Change your binary_search function with the above type definition. What does mypy say?

We haven’t taught the type checker that our type should be able to handle comparison operations. When a type defines comparison like that, we say that the type is ordered.

There is no built-in type constraint for ordered types, we’ll have to define our own.

PYTHON

from typing import Protocol, Self

class Ord(Protocol):
    def __lt__(self: Self, other: Self) -> bool:
        ...

The full type definition of binary_search:

PYTHON

def binary_search[T: Ord](lst: list[T], value: T) -> int | None:
    low: int = 0
    high: int = len(lst)-1
    while low <= high:
        mid: int = (low+high) // 2
        if lst[mid] > value:
            high = mid-1
        elif lst[mid] < value:
            low = mid+1
        else:
            return mid
    return None
Challenge

Challenge

Try to call binary_search in ways that still make the type checker fail. Can you think of properties that we can’t express in the type system?
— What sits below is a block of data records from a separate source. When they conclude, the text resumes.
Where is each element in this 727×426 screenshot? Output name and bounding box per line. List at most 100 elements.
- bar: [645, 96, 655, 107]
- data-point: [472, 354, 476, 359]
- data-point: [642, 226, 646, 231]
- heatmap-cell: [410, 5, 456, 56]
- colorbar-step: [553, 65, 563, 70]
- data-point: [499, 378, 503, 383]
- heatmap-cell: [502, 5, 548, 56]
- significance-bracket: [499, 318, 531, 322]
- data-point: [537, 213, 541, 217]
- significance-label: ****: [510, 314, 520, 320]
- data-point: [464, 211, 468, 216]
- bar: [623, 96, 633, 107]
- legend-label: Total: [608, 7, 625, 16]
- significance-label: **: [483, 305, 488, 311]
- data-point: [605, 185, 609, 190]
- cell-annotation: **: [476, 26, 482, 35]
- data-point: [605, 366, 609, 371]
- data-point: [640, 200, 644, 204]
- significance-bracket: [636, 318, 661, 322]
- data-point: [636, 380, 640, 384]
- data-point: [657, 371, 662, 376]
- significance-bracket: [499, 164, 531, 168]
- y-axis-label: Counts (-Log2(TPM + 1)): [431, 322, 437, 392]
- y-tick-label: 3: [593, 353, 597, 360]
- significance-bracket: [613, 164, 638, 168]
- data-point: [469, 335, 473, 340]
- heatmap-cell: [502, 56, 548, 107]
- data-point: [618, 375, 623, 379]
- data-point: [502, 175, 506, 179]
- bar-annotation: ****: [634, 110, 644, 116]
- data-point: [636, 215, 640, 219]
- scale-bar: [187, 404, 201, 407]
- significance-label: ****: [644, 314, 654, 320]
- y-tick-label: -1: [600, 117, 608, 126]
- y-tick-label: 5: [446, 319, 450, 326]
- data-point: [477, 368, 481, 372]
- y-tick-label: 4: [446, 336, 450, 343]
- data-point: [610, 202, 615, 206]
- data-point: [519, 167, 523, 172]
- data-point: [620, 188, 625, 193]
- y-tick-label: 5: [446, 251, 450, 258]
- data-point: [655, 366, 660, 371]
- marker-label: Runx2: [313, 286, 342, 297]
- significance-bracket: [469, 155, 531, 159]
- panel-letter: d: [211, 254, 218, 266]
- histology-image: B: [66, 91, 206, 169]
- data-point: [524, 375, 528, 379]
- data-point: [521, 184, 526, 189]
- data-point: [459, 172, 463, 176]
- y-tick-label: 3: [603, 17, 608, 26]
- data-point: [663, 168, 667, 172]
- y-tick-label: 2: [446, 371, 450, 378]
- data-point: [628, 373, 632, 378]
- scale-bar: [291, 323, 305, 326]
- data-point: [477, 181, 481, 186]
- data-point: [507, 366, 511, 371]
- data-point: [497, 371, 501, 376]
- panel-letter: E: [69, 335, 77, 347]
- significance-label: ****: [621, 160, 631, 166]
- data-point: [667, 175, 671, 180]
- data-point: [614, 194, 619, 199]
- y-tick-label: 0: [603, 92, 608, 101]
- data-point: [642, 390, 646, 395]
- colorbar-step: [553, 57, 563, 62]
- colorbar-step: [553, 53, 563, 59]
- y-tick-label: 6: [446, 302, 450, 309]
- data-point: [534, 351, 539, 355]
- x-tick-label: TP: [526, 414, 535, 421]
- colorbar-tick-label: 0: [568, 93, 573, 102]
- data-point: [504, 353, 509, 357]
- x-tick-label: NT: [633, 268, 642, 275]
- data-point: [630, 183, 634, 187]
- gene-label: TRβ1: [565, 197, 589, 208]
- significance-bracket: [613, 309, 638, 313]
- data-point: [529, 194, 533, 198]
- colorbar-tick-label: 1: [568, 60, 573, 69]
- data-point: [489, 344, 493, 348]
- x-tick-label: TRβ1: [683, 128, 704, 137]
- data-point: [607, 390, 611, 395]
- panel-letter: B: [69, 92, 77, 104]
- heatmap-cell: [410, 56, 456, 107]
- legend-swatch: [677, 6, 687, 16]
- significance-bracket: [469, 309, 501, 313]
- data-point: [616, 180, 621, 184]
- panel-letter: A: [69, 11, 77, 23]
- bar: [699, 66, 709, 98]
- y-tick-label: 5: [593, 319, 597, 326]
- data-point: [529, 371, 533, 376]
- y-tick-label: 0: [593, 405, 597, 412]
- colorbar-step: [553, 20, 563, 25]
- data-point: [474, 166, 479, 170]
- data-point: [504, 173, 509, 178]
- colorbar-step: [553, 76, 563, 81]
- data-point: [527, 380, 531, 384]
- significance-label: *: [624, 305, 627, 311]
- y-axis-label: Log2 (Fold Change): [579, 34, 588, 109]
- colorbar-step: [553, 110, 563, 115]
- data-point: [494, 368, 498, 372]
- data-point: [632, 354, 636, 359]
It is surprisingly hard to find a type in Python that doesn’t support the < operator. Sometimes this operator doesn’t quite capture the meaning of orderedness. In the case of a set, the < operator checks that one is a subset of the other (a partial but not total order). Types that don’t have comparison: dict, complex.

Even when all the types are satisfied, there’s no way that the type system can check that our input list is actually sorted. We’d have to subtype list and ensure that on each mutation the list remains sorted; not impossible, but at this point most of us should agree that we’re taking this silly example a bit too far.

For the curious: Algebraic data types


Now that we know about type unions and type products (tuples, named tuples, or data classes), we have all the ingredients to write algebraic data types. For instance, we can define a linked list:

PYTHON

type List[T] = tuple[T, List[T]] | None

def make_list[T](*args: T) -> List[T]:
    match args:
        case (first, *rest):
            return (first, make_list(*rest))
        case _:
            return None

def list_to_str[T](lst: List[T]):
    match lst:
        case None:
            return "None"
        case (a, rest):
            return str(a) + " : " + list_to_str(rest)

l: List[int] = make_list(1, 2, 3)
print(l)
print(list_to_str(l))

The linked list may seem a bit silly, but we can also define tree structures and use match/case to traverse a tree. Data structures can become highly complex, but the type system helps us writing correct code here.